La più rilevante e probabile riguarda l’inversione a sorpresa del ciclo nel mercato statunitense. L’economia mondiale ha molte più locomotive di crescita di quante ce ne fossero dieci anni fa (Cina, India, Turchia, Brasile, Indonesia, ecc.), ma la sua crescita dipende ancora principalmente da quella americana che assorbe l’export di tutti ed è il volano della domanda globale.

La crescita americana appare oggi ancora lenta e incapace di assorbire la disoccupazione (sul 10%) per le difficoltà, dopo il patatrac del 2008, di riparazione del sistema bancario, del mercato immobiliare e della crisi di fiducia che tende a ridurre i consumi.

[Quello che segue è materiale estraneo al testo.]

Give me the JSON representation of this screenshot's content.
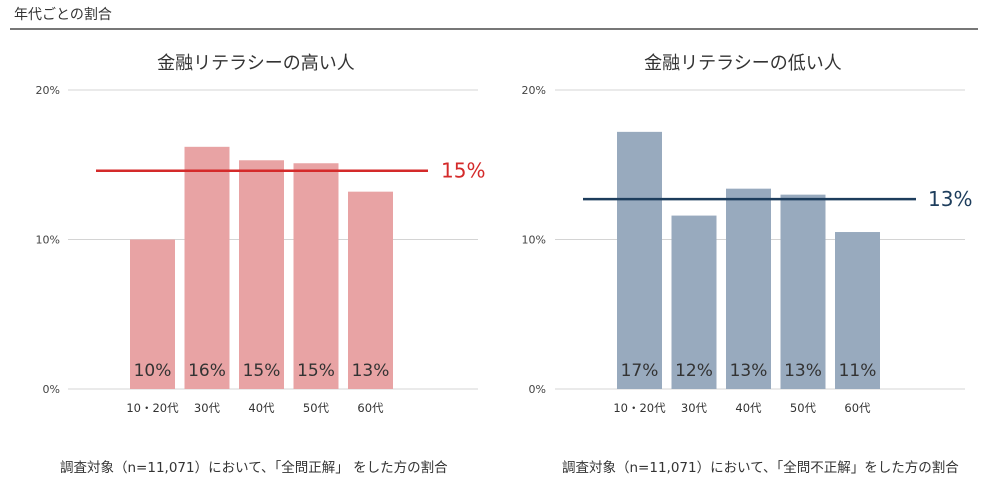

Infatti, la Riserva Federale prevede un 2011 in cui il rischio di deflazione resta più alto di quello di inflazione e attua una politica monetaria che induce la seconda per contrastare la prima.

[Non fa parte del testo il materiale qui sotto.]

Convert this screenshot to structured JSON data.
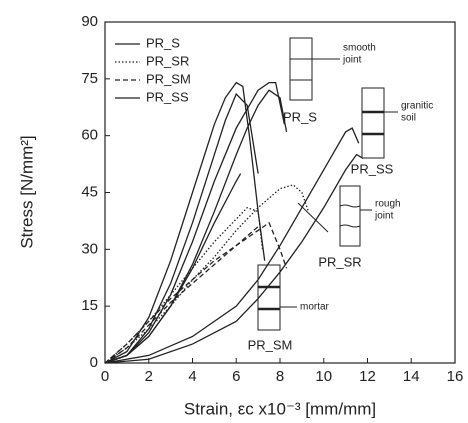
{
  "chart_data": {
    "type": "line",
    "xlabel": "Strain, εc x10⁻³ [mm/mm]",
    "ylabel": "Stress [N/mm²]",
    "xlim": [
      0,
      16
    ],
    "xticks": [
      0,
      2,
      4,
      6,
      8,
      10,
      12,
      14,
      16
    ],
    "ylim": [
      0,
      90
    ],
    "yticks": [
      0,
      15,
      30,
      45,
      60,
      75,
      90
    ],
    "legend": "upper left",
    "series": [
      {
        "name": "PR_S",
        "color": "#222222",
        "dash": "solid",
        "curves": [
          {
            "x": [
              0,
              1,
              2,
              3,
              4,
              5,
              5.5,
              6,
              6.3,
              6.6,
              7,
              7.3
            ],
            "values": [
              0,
              3,
              12,
              27,
              45,
              63,
              70,
              74,
              73,
              60,
              40,
              27
            ]
          },
          {
            "x": [
              0,
              1,
              2,
              3,
              4,
              5,
              5.5,
              6,
              6.5,
              7
            ],
            "values": [
              0,
              2,
              9,
              21,
              37,
              55,
              64,
              71,
              68,
              50
            ]
          },
          {
            "x": [
              0,
              1,
              2,
              3,
              4,
              5,
              6,
              6.2
            ],
            "values": [
              0,
              2,
              7,
              15,
              25,
              37,
              48,
              50
            ]
          }
        ]
      },
      {
        "name": "PR_SR",
        "color": "#222222",
        "dash": "dotted",
        "curves": [
          {
            "x": [
              0,
              1,
              2,
              3,
              4,
              5,
              6,
              7,
              8,
              8.6,
              9,
              9.3
            ],
            "values": [
              0,
              4,
              9,
              15,
              22,
              28,
              35,
              41,
              46,
              47,
              45,
              40
            ]
          },
          {
            "x": [
              0,
              1,
              2,
              3,
              4,
              5,
              6,
              6.5,
              7,
              7.2
            ],
            "values": [
              0,
              5,
              11,
              18,
              25,
              32,
              38,
              41,
              40,
              30
            ]
          }
        ]
      },
      {
        "name": "PR_SM",
        "color": "#222222",
        "dash": "dashed",
        "curves": [
          {
            "x": [
              0,
              1,
              2,
              3,
              4,
              5,
              6,
              7,
              7.5,
              8,
              8.3
            ],
            "values": [
              0,
              5,
              11,
              17,
              22,
              27,
              31,
              35,
              37,
              30,
              25
            ]
          },
          {
            "x": [
              0,
              1,
              2,
              3,
              4,
              5,
              6,
              7
            ],
            "values": [
              0,
              4,
              10,
              16,
              21,
              26,
              31,
              36
            ]
          }
        ]
      },
      {
        "name": "PR_SS",
        "color": "#222222",
        "dash": "solid",
        "curves": [
          {
            "x": [
              0,
              1,
              2,
              3,
              4,
              5,
              6,
              6.5,
              7,
              7.5,
              8,
              8.3
            ],
            "values": [
              0,
              2,
              7,
              15,
              26,
              40,
              55,
              62,
              68,
              72,
              70,
              61
            ]
          },
          {
            "x": [
              0,
              1,
              2,
              3,
              4,
              5,
              6,
              7,
              7.5,
              7.8,
              8.2
            ],
            "values": [
              0,
              2,
              8,
              18,
              32,
              48,
              62,
              72,
              74,
              74,
              63
            ]
          },
          {
            "x": [
              0,
              2,
              4,
              6,
              7,
              8,
              9,
              10,
              10.5,
              11,
              11.3,
              11.6
            ],
            "values": [
              0,
              2,
              7,
              15,
              22,
              31,
              41,
              51,
              56,
              61,
              62,
              58
            ]
          },
          {
            "x": [
              0,
              2,
              4,
              6,
              7,
              8,
              9,
              10,
              11,
              11.5,
              11.8
            ],
            "values": [
              0,
              1,
              5,
              11,
              17,
              24,
              32,
              41,
              51,
              55,
              54
            ]
          }
        ]
      }
    ],
    "annotations": [
      {
        "label": "PR_S",
        "note": [
          "smooth",
          "joint"
        ]
      },
      {
        "label": "PR_SS",
        "note": [
          "granitic",
          "soil"
        ]
      },
      {
        "label": "PR_SR",
        "note": [
          "rough",
          "joint"
        ]
      },
      {
        "label": "PR_SM",
        "note": [
          "mortar"
        ]
      }
    ]
  }
}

Ma lo scenario non-lineare “vede” che il sistema economico sta accelerando le riparazioni e, soprattutto, che negli attori economici torna la fiducia. Questa, in particolare, non ha andamenti graduali, ma a salto. Per esempio, da un giorno all’altro un sistema può passare dal pessimismo all’ottimismo, semplificando. E il mio strumento di osservazione vede che siamo a pochi mesi da questo esatto “punto di inversione”. Pertanto ci potrebbe essere la sorpresa di un’inversione repentina del ciclo economico americano dalla deflazione all’inflazione. Non di entità tale da produrre un boom, ma sufficiente ad accelerare la crescita di quel mercato e di altri per l’effetto di aumento dell’export.


COMMENTI
28/12/2010 - Chiedo scusa (Diego Perna)

Dovete scusarmi, ma credo che ogni mattina, ognuno si alzi e dica la sua. Non vuole essere un giudizio su quanto dice Pelanda, del resto non posso avere la pretesa di comprendere nemmeno superficialmente le questioni macroeconomiche, ma di una cosa sono certo, e cioè che è finita un'epoca economica e se ne sta aprendo un'altra. Non so se sarà migliore o peggiore, di fatto se dipendiamo dall'inflazione degli Stati Uniti, è un pò come dire che se il mio vicino di casa oggi mi ha salutato, allora la mia giornata andrà meglio. Magari è anche possibile, ma non dovrei comunque dipendere dall'umore del mio coinquilino,a volte un minimo di indipendenza non guasta. Così come non guasterebbe, non dipendere dalle scelte economiche di altri paesi, per quanto democratici possano essere, perchè per quello che si è visto se ci troviamo in queste condizioni, e poteva essere peggio, la causa è delle banche americane che mi pare continuino a macinare utili, cioè ad appropriarsi senza troppa fatica, di quanto altri producono con il lavoro fisico o mentale. Sinchè ci sarà questa sorta di riverenza ad altri paesi e al loro sistema economico, non vedo come la nostra situazione del lavoro, scuola, università, pensioni potrebbe fare il salto di qualità, vorrei ci fosse di più in Italia la coscienza reale di ciò che siamo,della nostra cultura ,della nostra storia, la ns capacità di creare bellezza da un lato e innovazione dall'altro. Ho sentito però dire che l'imprevisto è la sola speranza.